After leaving the university, he was employed as an assistant master of Tonbridge School, but in 1853 converted to Catholicism, and began to earn his living from writing and editorial work. He returned to the Church of England in 1860, but again became a Catholic in 1871.

He died at Ventnor on 20 November 1897, after some years of illness.

==Works==
In 1855, Walford published an abridged work containing Sozomen's and Philostorgius' Ecclesiastical History, which he translated into English. His genealogical compilations include Walford's County Families (begun 1860) and the Windsor Peerage (1890). He also contributed articles to the Dictionary of National Biography.

Walford was assistant editor of the magazine Once a Week from 1859 until 1865, when he succeeded Samuel Lucas as editor. In 1862, he took over the existing biographical compendium of eminent living persons, Men of the Time, and retitled it Men and Women of the Time. His work on this compendium led to correspondence with many prominent individuals, including Charles Darwin and Wilkie Collins.

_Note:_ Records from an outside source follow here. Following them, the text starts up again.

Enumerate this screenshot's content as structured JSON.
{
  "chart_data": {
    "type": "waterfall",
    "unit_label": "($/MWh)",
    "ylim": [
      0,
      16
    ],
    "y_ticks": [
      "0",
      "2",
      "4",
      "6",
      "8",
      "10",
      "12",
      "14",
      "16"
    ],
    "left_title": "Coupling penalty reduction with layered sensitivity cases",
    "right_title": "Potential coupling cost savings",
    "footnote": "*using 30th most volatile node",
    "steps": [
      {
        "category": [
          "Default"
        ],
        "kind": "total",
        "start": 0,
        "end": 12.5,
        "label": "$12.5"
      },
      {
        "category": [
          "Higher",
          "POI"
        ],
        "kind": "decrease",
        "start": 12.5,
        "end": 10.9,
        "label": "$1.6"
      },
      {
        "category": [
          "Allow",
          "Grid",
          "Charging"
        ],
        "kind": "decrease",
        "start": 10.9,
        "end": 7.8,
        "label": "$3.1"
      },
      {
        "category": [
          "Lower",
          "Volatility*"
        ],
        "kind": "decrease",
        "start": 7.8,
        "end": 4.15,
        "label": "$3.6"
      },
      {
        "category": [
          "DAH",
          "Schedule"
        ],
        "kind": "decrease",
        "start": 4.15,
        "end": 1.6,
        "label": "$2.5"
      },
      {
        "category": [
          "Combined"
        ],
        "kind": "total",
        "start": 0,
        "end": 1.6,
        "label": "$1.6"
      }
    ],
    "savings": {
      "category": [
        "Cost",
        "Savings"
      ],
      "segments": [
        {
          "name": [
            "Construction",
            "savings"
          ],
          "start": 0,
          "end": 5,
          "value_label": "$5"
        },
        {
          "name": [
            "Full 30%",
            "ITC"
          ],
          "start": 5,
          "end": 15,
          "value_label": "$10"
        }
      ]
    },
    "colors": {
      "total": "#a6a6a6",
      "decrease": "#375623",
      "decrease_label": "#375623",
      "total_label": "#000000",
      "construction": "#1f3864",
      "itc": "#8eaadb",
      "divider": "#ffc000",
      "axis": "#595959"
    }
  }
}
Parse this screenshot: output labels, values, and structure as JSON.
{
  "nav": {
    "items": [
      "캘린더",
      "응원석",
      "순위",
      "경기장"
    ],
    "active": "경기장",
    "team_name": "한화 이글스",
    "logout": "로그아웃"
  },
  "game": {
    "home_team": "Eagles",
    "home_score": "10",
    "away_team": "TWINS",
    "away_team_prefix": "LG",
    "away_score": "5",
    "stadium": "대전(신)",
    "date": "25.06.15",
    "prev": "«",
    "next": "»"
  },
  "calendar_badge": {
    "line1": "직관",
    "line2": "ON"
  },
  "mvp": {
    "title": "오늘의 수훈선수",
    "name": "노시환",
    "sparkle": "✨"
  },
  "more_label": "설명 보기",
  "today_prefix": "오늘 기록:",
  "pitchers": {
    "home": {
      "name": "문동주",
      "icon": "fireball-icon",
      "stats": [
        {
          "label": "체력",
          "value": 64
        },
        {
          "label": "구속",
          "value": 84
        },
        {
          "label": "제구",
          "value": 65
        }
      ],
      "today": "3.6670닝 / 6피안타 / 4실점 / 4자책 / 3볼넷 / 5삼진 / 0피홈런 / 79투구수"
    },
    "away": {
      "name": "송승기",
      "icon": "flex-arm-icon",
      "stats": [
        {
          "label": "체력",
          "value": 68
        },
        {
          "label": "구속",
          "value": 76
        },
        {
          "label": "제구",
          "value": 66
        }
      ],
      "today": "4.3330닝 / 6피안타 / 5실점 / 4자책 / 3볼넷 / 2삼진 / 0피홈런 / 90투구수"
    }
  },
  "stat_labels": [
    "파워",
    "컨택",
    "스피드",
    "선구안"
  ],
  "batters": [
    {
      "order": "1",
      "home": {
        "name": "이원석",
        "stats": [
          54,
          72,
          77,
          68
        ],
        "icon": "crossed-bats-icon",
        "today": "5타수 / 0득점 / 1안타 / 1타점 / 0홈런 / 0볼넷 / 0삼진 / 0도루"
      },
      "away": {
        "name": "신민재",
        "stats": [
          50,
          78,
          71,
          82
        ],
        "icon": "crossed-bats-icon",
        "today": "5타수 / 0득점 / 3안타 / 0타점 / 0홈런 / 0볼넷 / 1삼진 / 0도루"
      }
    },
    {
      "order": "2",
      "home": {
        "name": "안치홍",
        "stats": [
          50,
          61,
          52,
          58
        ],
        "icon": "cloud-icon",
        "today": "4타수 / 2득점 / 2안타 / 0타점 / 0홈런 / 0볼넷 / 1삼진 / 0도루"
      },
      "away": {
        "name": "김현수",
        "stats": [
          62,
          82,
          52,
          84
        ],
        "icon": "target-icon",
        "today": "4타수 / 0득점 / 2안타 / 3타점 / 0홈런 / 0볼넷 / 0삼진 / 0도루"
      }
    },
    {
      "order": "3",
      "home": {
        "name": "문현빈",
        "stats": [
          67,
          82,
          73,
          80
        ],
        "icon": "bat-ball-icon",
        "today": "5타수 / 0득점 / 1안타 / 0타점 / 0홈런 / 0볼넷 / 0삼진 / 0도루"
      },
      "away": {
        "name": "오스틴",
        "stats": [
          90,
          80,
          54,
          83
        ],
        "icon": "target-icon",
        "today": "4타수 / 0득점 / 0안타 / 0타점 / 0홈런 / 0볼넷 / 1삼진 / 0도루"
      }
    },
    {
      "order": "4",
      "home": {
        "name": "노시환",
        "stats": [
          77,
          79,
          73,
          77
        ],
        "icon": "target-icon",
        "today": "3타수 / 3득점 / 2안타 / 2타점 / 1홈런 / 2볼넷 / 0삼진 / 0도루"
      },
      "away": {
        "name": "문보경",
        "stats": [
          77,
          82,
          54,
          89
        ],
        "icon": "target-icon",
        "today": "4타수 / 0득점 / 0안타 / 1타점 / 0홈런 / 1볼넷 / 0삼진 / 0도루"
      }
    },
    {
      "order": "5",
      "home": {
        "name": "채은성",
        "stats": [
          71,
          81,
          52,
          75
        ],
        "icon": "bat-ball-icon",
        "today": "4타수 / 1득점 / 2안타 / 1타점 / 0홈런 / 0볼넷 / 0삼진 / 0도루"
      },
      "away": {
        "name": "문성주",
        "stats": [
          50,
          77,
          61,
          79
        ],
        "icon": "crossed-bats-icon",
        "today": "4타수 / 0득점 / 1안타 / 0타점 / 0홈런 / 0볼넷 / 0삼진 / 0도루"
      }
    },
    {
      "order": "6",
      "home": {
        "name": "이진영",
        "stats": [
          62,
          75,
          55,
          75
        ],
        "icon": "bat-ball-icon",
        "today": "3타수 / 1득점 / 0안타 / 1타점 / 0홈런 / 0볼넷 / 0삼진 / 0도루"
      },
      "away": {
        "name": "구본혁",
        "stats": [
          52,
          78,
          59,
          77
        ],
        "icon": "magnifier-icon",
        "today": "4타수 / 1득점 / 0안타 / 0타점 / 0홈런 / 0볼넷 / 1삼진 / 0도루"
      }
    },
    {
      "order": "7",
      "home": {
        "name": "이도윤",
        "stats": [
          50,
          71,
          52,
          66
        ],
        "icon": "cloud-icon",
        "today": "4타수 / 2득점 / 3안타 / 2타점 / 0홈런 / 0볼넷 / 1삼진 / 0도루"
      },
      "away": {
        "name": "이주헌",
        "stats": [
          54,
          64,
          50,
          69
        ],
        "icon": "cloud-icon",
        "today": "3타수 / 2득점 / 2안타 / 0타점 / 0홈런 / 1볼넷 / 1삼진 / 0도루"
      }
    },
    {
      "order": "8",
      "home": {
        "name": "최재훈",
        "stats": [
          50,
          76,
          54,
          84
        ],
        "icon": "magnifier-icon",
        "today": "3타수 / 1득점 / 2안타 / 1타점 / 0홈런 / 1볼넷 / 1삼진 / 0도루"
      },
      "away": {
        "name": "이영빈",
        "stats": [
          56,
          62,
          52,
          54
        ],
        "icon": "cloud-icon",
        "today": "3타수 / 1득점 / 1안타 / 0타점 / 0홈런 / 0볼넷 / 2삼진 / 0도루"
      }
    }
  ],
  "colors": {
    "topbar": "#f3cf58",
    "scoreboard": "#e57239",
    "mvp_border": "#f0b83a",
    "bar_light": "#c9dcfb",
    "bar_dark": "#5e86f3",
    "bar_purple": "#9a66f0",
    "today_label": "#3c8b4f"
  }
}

He edited The Gentleman's Magazine from 1866 to 1868, and The Antiquary from 1879 to 1880. Soon after The Antiquary began publication he had a well-publicised falling-out with the publisher, Elliot Stock, and in 1882 launched the rival Antiquarian Magazine and Bibliographer (renamed Walford's Antiquarian Magazine and Bibliographical Review 1885). This journal ceased publication in 1886.